Huile sur toile marouflée sur bois. 72,5 x 98,5 cm. 2020.

Cadre en sapelli massif. 93 x 119 x 8 cm.

Introduction :

«Nous avons atteint l'âge où nous sommes nous-mêmes la preuve de tout ce qui nous est arrivé de notre vivant »¹

 

« Nous commençons à voir les temps modernes, dans leur ensemble, comme une époque dans laquelle des choses monstrueuses ont été provoquées par des acteurs humains, entrepreneurs, techniciens, artistes et consommateurs. Ce monstrueux n’est ni envoyé par les anciens dieux ni représenté par les monstres classiques ; les temps modernes sont l’ère du monstrueux créé par l’homme. Est moderne celui qui est touché par la conscience du fait que lui ou elle, au-delà de l’inévitable qualité de témoin, est intégré par une sorte de complicité à ce monstrueux d’un nouveau type.
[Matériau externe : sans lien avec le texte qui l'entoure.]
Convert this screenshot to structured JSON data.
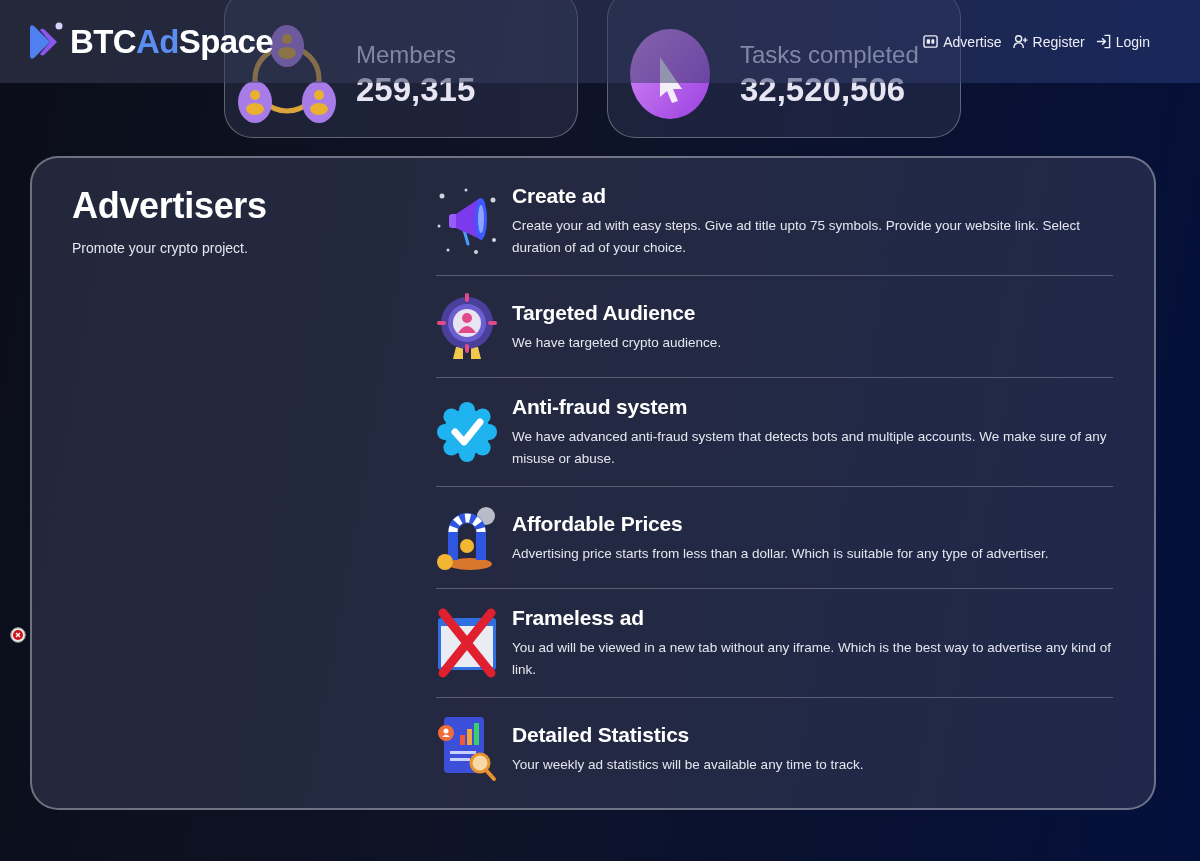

Si l’on demande à un moderne : « Où étais-tu à l’heure du crime ? », la réponse est : « J’étais sur le lieu du crime ». Et cela signifie : dans le périmètre de ce monstrueux global qui en tant que complexe de circonstances modernes du crime, inclut ses complices par l’action et ses complices par le savoir. La modernité, c’est le renoncement à la possibilité d’avoir un alibi.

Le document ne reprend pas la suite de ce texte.